A Trip To The Lakes: Traditional Cumbrian Tunes

By The Boat Band


  1. A Trip To The Lakes
  2. Carlisle
    Haul Away The Hawser
    Trip To Cartmel
  3. Cumberland
    Kendal
  4. Robinson’s
    Honeymoon
    A Bonny Lass To Marry Me
    The Cumberland
  5. Keswick Bonny Lasses
    Stables’ Grand
  6. The Birds Upon The Tree
  7. Cumberland
    Carlisle Races
  8. Dear Tobacco
    Bonny Cumberland
    King’s No 1
    King’s No 2
  9. Stybarrow Crag
    Iron Legs
    The Calgarth
  10. Corby Castle
  11. Kendal Ghyll
    When I Parted
    Ulverston Volunteers
  12. Westmorland
  13. My Love She’s But A Lassie Yet
    Whitehaven Volunteers
    Through The Wood Spinning
  14. A Trip To Galloway

Four comments

“A Trip to the Lakes: Traditional Cumbrian Tunes” ~ The Boat Band

Harbourtown HARCD 047
Harbourtown Records
http://www.harbourtownrecords.com/047.htm

Rod Stradling’s review ~
http://www.mustrad.org.uk/reviews/boatband.htm

The Living Tradition Review ~ Paul Burgess
http://www.folkmusic.net/htmfiles/webrevs/harcd047.htm

“Greg Stephens has been rooting out and collecting tunes from his native Cumbria for many years. On this recording the Boat Band wear these tunes like a set of well-loved,comfortable old clothes, worn to the perfect fit:just as they should sound”
~ Folk Buzz Magazine

“when i parted”

This tune sounds very like “trip to sligo”
https://thesession.org/tunes/397

Does anyone have any info on it’s migration to/from the Lake District and the name change?

Chris

The Boat Band - “A Trip To The Lakes”

I really like this album - traditional music from the Lake District, some of it tunes originally noted down by c19 fiddler William Irwin. The playing is refreshing without being slack and simple without being at all dull. It is a delight to listen to, though the two (old) songs are a bit weak.

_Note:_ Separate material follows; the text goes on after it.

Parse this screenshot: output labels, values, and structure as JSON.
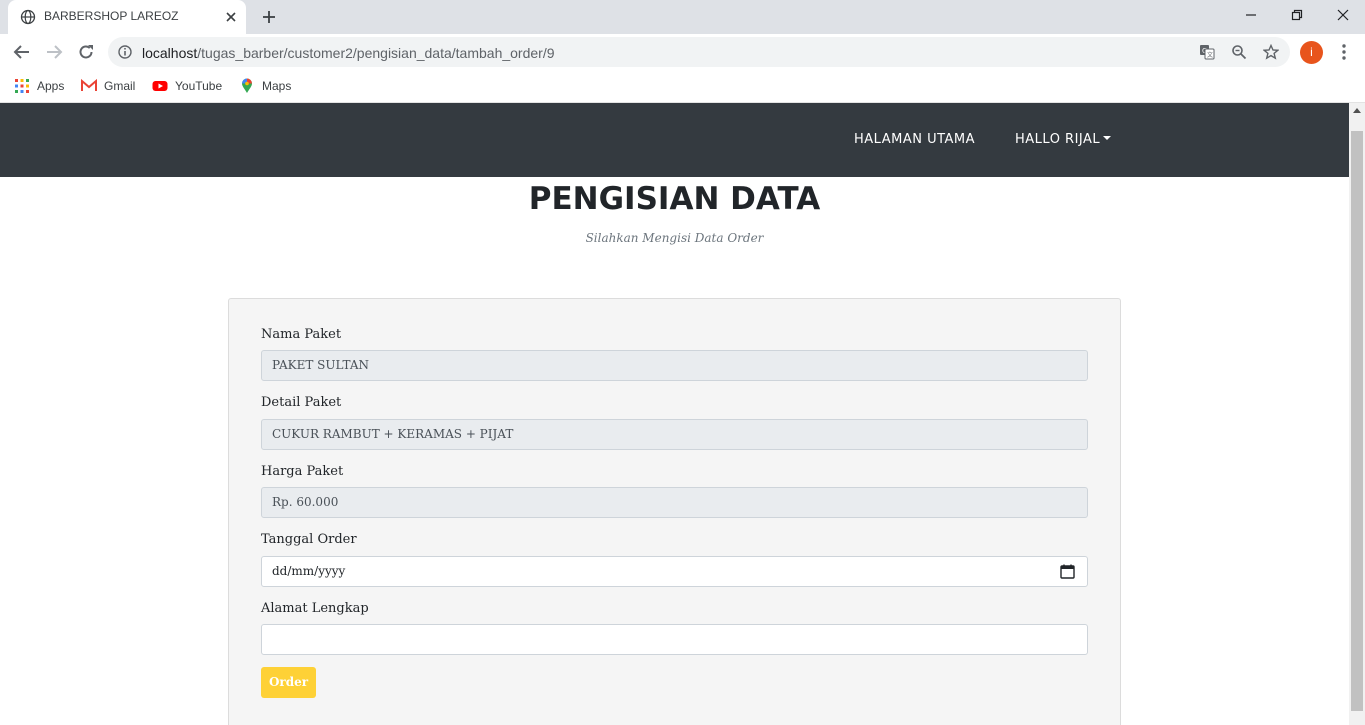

There are some very nice tunes I hadn’t heard before. A polka turns up shared with Sliabh Luachra, and a related article points out that Cumbrian together with Manx fishermen often frequented the Irish coast. (And the west Cumbrian ports were, relatively speaking, more important then than now.)

There is, or has been, great Northern English trad outside Northumbria, and it’s always good to hear more of this.